Although the direct cause was not clear, we do not consider emesis a relevant contributing factor in the present case. The patient complained of little vomiting, not strong enough, in our opinion, to raise the intrathoracic pressure and to produce intramural trauma and hemorrhage. Instead, we believe the following were precipitating factors: coagulopathy secondary to LMWH treatment and platelet reduction in association with high blood pressure during the episode of severe preeclampsia. Even though no case of IHE in association with gestational hypertension has ever been described, it is a well-known fact that preeclampsia carries an increased risk of bleeding and of several hemorrhagic complications such as liver, renal, and intracranial hematoma [710].
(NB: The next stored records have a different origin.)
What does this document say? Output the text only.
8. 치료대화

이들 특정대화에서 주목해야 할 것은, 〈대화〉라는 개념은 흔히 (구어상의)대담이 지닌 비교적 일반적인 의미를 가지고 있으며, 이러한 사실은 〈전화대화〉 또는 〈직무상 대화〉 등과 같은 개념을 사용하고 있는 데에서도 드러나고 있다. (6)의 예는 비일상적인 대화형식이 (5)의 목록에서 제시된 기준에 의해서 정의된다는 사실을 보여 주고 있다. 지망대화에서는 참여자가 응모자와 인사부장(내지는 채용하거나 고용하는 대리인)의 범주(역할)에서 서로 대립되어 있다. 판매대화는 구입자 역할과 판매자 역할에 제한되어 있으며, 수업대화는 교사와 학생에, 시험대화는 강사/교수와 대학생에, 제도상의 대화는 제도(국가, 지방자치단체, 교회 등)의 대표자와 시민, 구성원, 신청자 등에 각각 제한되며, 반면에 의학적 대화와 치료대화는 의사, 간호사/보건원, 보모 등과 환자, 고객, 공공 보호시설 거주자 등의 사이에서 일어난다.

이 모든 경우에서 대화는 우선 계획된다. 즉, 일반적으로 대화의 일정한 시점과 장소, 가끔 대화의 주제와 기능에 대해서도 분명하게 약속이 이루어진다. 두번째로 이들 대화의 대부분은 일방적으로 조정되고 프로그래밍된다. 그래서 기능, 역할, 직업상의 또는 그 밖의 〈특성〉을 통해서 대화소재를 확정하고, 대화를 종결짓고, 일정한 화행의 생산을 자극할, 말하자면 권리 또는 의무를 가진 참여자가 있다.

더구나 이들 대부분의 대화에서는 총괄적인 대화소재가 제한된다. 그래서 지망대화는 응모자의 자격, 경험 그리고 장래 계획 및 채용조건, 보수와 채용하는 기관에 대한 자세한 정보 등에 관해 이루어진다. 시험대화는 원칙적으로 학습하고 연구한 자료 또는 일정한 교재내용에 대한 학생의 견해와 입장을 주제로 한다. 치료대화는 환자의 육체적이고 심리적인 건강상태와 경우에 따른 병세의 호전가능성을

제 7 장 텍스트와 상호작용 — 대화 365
We also tend to exclude the iatrogenic trauma from intubation during general anesthesia since no abnormal manoeuver was reported by the anesthesiologist.

Clinical presentation of this case with chest pain and dysphagia matches the observations of other authors: gradually increasing chest pain (66–84%) localized in the retrosternal or epigastric region and odynophagia/dysphagia (26–59%), exacerbated by swallowing [5]. Differently from the Mallory-Weiss syndrome where the debut symptom is usually hematemesis, this complaint is an infrequent initial manifestation of IHE. According to other studies, the clinical triad of retrosternal pain, difficulty in swallowing, and hematemesis is present in just one-third of cases [11]. Hematemesis occurs when the intramural hematoma expands and the mucosa ruptures. Blood loss is usually moderate, and only 10% of the patients will require a transfusion [12].

In any preeclamptic woman presenting with chest pain, other complications which need to be ruled out are HELLP syndrome, congestive cardiac failure, liver hematoma, or liver rupture. The association of chest pain with dysphagia and hematemesis helps the clinician in reaching the correct diagnosis of this rare situation which has a 2 : 1 female preponderance and a mortality rate of 7–9% after either surgical or medical treatment [13].

Endoscopy is considered the first-line diagnostic tool and it revealed the esophageal lesion in our case. However, this technique has some disadvantages when compared with chest CT scan since it is an invasive procedure which may not reveal the abnormality in the absence of a mucosal tear and may further damage the esophageal wall. Chest CT has the advantage of being noninvasive and finds indication to confirm the diagnosis and to exclude active bleeding; besides the esophageal wall, it explores the aorta and other mediastinal structures, thus excluding other thoracic processes [5].

After the diagnostic confirmation, the hematoma was treated conservatively and resolved in less than 3 weeks, a length of time necessary to obtain the spontaneous drainage, the complete healing of the mucosal tear, and the recovery of a normal esophageal peristalsis [5, 14]. Although most bleeding in IHE can be managed medically, surgical drainage and repair of the laceration or therapeutic angiography may become an urgent indication in those cases of massive hemorrhage and hemodynamically unstable patients [15].

In conclusion, although a rare event, IHE may unexpectedly complicate the pregnant state. Diagnosis is not always simple, since chest pain is a presenting symptom found in other conditions, particularly in a preeclamptic woman. Medical treatment is associated with full recovery in most cases and surgical or endoscopic interventions are rarely required.

Conflicts of Interest

The authors declare that there are no conflicts of interest regarding the publication of this paper.